The mechanisms and costs of physiological and toxicological acclimation to waterborne silver in juvenile rainbow trout (Oncorhynchus mykiss)
Abstract
Juvenile rainbow trout were exposed to 0, 0.1, 1, 3, and 5 μg/l silver (Ag, as AgNO3) for 23 days. Specific growth rate, cumulative food consumption, food-conversion efficiency, and critical swimming speed (Ucrit) were significantly reduced during 5 μg/l Ag exposure, demonstrating a physiological cost of silver acclimation. Only the 5 μg/l Ag treatment had significant cumulative mortality (5.2%).

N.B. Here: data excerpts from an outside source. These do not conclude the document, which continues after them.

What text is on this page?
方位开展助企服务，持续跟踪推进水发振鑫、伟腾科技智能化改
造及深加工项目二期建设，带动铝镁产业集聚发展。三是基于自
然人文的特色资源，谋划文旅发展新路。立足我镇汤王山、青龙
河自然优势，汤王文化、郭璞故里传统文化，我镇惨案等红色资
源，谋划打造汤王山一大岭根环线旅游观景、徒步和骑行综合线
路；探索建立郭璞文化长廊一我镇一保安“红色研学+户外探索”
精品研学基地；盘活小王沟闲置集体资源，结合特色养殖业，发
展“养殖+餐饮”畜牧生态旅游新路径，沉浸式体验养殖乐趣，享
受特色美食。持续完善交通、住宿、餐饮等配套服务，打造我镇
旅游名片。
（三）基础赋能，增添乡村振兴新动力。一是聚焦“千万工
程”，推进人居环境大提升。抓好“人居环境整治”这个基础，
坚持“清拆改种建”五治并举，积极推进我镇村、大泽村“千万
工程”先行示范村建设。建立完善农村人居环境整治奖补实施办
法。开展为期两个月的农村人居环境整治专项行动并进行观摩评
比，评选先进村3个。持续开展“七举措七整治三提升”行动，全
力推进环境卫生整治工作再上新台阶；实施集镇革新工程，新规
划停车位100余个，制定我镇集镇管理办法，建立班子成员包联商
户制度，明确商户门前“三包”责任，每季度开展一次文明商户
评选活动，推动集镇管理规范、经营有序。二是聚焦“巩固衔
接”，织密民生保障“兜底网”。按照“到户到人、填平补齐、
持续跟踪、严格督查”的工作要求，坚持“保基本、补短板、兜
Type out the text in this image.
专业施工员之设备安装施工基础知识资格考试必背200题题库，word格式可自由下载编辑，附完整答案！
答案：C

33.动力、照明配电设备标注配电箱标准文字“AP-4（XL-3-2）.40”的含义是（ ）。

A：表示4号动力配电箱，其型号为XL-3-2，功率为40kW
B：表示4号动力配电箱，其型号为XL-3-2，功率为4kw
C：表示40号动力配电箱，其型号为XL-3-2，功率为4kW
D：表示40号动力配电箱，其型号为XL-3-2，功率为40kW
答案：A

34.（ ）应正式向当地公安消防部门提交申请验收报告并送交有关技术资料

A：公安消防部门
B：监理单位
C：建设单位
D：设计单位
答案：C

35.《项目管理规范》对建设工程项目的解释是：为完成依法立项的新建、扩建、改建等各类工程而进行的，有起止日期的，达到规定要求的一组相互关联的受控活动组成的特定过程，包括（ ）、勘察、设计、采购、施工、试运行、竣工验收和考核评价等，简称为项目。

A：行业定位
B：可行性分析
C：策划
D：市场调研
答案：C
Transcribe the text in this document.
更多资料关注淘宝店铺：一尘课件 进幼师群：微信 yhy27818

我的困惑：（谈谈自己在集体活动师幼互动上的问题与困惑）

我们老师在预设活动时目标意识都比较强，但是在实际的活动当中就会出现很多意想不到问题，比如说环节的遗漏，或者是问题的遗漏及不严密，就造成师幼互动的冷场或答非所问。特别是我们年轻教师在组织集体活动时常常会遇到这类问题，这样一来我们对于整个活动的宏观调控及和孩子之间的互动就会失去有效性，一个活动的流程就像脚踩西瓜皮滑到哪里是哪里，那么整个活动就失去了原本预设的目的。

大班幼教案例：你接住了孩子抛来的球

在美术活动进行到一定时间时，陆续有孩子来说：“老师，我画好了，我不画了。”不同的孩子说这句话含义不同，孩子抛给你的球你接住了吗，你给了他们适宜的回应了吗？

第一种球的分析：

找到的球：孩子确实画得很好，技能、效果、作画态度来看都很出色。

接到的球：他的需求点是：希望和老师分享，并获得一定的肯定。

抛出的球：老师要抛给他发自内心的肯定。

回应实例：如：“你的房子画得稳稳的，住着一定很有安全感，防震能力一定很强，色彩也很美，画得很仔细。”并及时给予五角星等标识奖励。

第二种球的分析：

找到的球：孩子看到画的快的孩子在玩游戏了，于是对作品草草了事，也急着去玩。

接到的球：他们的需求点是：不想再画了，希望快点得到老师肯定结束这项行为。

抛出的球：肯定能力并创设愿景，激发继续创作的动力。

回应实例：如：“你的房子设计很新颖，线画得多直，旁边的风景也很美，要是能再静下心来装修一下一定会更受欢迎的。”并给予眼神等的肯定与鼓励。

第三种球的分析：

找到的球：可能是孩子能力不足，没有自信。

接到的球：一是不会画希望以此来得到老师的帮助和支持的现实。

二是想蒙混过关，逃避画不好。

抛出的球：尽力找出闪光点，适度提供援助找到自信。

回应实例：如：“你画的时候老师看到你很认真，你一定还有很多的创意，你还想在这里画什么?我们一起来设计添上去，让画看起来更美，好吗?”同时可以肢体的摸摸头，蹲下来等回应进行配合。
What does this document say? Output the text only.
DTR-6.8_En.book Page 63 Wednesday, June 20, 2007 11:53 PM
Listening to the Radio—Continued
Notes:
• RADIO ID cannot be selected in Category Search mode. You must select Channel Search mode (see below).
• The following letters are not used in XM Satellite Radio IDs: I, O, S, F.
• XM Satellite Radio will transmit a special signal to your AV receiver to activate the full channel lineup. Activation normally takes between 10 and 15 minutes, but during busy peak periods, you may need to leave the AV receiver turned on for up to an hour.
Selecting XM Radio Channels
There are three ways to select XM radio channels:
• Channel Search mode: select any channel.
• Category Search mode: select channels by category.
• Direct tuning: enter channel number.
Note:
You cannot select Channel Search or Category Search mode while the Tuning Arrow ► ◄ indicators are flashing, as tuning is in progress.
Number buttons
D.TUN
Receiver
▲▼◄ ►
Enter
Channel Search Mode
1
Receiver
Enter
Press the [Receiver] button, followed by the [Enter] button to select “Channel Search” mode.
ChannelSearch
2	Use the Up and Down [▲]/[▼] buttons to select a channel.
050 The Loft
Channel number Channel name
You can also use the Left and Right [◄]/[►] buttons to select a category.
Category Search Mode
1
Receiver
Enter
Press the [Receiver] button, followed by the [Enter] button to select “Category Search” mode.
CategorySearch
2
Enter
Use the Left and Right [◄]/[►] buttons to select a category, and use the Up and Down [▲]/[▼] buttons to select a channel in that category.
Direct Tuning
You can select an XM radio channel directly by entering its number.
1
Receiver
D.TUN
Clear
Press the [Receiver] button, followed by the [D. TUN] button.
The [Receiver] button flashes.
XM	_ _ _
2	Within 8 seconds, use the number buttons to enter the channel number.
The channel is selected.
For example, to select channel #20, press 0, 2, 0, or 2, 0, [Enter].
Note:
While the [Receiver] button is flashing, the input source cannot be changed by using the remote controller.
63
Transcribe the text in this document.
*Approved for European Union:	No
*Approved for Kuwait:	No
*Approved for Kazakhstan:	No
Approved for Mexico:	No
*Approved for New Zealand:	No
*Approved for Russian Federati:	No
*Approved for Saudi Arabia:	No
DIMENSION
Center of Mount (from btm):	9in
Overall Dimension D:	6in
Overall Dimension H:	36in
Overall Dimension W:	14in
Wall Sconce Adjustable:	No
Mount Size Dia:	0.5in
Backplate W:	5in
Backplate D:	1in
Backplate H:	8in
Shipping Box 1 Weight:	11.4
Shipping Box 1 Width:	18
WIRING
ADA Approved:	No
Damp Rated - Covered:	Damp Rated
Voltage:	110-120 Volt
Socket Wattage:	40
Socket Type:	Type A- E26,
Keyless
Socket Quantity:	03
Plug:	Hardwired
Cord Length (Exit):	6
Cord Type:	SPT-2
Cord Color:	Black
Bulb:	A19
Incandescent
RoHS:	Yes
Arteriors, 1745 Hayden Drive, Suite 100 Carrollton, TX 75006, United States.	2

Fish were most susceptible to silver on days 5 and 15. Exposure to 5 μg/l Ag significantly lowered plasma Na+ and Cl- on days 5 and 10, but plasma ion concentration recovered thereafter. Unidirectional Na+ uptake and gill Na/K-ATPase activity were significantly inhibited by 3 and 5 μg/l Ag exposure. Na+ uptake was inhibited by 3 μg/l Ag at day 5 alone, whereas the effects at the highest Ag exposure persisted until day 15. Gill Na/K-ATPase was inhibited on day 5 in both the 3 and 5 μg/l Ag treatments but increased to approx. 1.5 times of control levels by day 23. Only the 3 and 5 μg/l Ag treatments produced toxicological acclimation (at least twofold elevations in 168-h LC50 values in fish subsampled on days 15 and 23). We conclude that physiological acclimation results from compensatory changes in Na+ transport at the gills, and that these changes may eventually lead to toxicological acclimation.